No caso vertente, após toda a ampla divulgação e promulgação da Lei 13.964/19, a Associação dos Magistrados Brasileiros e a Associação dos Juízes Federais do Brasil judicializaram uma Ação Direta de Inconstitucionalidade (ADI) no Supremo Tribunal Federal, a fim de impugnar a figura do juiz garantidor, através da ADI Nº 6298, onde todos os dispositivos que tratam da atuação do juiz das garantias foram suspensos partindo do Art. 3º-A findando no Art. 3°-F do CPP/41, sendo que, até a presente data da escrita deste artigo, a liminar mantém suspensa sua implantação imediata. Ademais, é um caso que consubstanciará no plenário do STF. Releva notar, ainda, que, a Lei 13.964/19 denominada “Pacote Anticrime” vigorou alterando o Código Penal, o Código de Processo Penal e a legislação extravagante.
2. A IMPARCIALIDADE DO JUIZ E O PRESSUPOSTO DO EXERCÍCIO PLENO DA JURISDIÇÃO PENAL
A concepção para emergir a imparcialidade do togado veio com força no autoritarismo da pré-revolução francesa no século XVIII. Dessa forma, logo se entendeu a ideia de que o juiz deveria julgar a partir da lei e não deixar margem para o subjetivismo, tencionando maior legitimidade no julgamento sem haver um preconceito por parte do julgador, mantendo-se neutro na situação. Destaca-se a relevância da temática acompanhada de sua complexidade, dado que o ser humano, assim como o juiz, conduz uma bagagem de acentuada vivência capaz de inspirar em sua tomada de decisão na atividade jurisdicional (MENDES, 2020, p. 50)
Conforme ensina Souza (2018, p.46) no tocante ao princípio fundamental da imparcialidade do juiz presente na Constituição Federal Brasileira de 1988, é de longe um dos mais cardinais, dado que, inexistindo a imparcialidade todos os outros princípios perdem sua essência, visto que não chegam a uma completude. Embora seja um princípio composto na CF, é bastante criticado em linhas filosóficas, políticas e sociológicas como um mito da modernidade e, apesar disso, é considerado formal e juridicamente necessário para que exista uma garantia contra a arbitrariedade e suas sequelas.
No sentido idealista do princípio, Souza (2018, p. 58) leciona que o juiz imparcial é aquele que julga livre de elo ou conexão com algumas das partes, portanto, sua decisão é indiferente aos fatos que não são apresentados como prova.
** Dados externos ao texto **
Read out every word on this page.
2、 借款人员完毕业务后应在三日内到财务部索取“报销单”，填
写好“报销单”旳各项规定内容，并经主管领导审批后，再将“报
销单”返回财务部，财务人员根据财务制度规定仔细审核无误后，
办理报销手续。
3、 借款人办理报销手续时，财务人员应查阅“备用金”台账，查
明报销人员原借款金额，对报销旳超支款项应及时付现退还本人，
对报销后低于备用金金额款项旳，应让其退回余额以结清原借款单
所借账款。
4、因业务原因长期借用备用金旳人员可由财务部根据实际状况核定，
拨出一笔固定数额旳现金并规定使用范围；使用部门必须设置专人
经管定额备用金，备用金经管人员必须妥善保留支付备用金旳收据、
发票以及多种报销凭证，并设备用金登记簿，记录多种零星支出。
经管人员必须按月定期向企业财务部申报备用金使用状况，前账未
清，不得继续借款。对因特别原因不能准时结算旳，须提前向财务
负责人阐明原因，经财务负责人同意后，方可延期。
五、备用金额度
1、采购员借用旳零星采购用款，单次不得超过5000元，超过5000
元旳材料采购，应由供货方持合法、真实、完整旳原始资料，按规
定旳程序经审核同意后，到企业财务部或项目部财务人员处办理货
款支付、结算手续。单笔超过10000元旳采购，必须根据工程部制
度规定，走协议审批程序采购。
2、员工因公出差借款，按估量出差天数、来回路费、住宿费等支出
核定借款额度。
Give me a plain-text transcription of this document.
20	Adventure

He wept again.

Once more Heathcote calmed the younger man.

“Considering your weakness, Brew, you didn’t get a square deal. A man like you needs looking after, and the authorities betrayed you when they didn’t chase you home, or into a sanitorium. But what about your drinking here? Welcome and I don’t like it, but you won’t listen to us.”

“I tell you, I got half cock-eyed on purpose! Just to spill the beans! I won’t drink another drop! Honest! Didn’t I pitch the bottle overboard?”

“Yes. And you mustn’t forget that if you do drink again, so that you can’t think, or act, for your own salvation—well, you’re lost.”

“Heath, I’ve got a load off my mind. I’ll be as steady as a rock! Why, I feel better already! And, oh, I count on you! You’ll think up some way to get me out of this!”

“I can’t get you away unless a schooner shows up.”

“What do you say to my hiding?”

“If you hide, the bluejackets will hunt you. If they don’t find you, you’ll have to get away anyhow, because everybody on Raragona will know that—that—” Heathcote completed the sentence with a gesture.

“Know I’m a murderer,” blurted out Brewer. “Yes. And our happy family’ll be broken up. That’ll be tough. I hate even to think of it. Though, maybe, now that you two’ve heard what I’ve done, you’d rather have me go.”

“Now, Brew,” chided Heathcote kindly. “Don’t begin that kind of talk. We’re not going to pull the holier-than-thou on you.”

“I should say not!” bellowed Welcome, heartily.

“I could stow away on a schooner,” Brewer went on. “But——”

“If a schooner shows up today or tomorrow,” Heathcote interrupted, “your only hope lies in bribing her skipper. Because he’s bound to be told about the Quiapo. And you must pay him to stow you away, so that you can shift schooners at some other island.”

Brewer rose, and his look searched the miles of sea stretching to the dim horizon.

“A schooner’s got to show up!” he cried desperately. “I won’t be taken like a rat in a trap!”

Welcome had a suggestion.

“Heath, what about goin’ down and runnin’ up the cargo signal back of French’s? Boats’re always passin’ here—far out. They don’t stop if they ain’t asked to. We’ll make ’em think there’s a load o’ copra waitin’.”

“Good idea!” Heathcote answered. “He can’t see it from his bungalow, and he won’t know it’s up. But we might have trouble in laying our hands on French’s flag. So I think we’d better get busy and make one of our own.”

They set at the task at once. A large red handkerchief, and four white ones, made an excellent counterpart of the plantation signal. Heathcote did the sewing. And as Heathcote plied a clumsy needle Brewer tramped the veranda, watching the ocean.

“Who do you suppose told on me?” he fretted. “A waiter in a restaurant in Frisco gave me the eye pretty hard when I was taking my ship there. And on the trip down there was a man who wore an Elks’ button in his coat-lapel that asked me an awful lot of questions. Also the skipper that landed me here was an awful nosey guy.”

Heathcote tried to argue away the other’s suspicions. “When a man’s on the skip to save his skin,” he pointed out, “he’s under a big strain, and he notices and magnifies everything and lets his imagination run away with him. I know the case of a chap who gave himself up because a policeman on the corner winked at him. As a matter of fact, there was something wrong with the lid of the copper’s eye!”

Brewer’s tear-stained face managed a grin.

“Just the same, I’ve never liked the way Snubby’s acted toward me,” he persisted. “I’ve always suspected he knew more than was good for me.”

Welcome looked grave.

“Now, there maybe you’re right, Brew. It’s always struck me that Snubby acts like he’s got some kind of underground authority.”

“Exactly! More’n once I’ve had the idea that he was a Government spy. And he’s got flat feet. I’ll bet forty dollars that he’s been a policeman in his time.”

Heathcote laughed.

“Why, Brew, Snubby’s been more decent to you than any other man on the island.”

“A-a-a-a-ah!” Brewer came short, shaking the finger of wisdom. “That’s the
Por conseguinte, extrai-se que a neutralidade do julgador é necessária para a legalidade do procedimento, resultando em uma ação plenamente eficaz do início ao fim sem perspectivas de falhas. Isto significa que as formalidades do direito vêm justamente com o intuito de transluzir segurança jurídica a todo momento em nome de uma equidade almejada. A fim de salvaguardar a figura do magistrado imparcial, a Carta Magna de 1988 aduz em seu Art. 95, parágrafo único, garantias e vedações que possuem primordialmente a função de tutelar contra possíveis incorreções cometidas pelo juiz, a seguir:
Art. 95. Os juízes gozam das seguintes garantias:
I - vitaliciedade, que, no primeiro grau, só será adquirida após dois anos de exercício, dependendo a perda do cargo, nesse período, de deliberação do tribunal a que o juiz estiver vinculado, e, nos demais casos, de sentença judicial transitada em julgado;
II - inamovibilidade, salvo por motivo de interesse público, na forma do art. 93, VIII;
III - irredutibilidade de subsídio, ressalvado o disposto nos arts. 37, X e XI, 39, § 4º, 150, II, 153, III, e 153, § 2º, I. (Redação dada pela Emenda Constitucional nº 19, de 1998)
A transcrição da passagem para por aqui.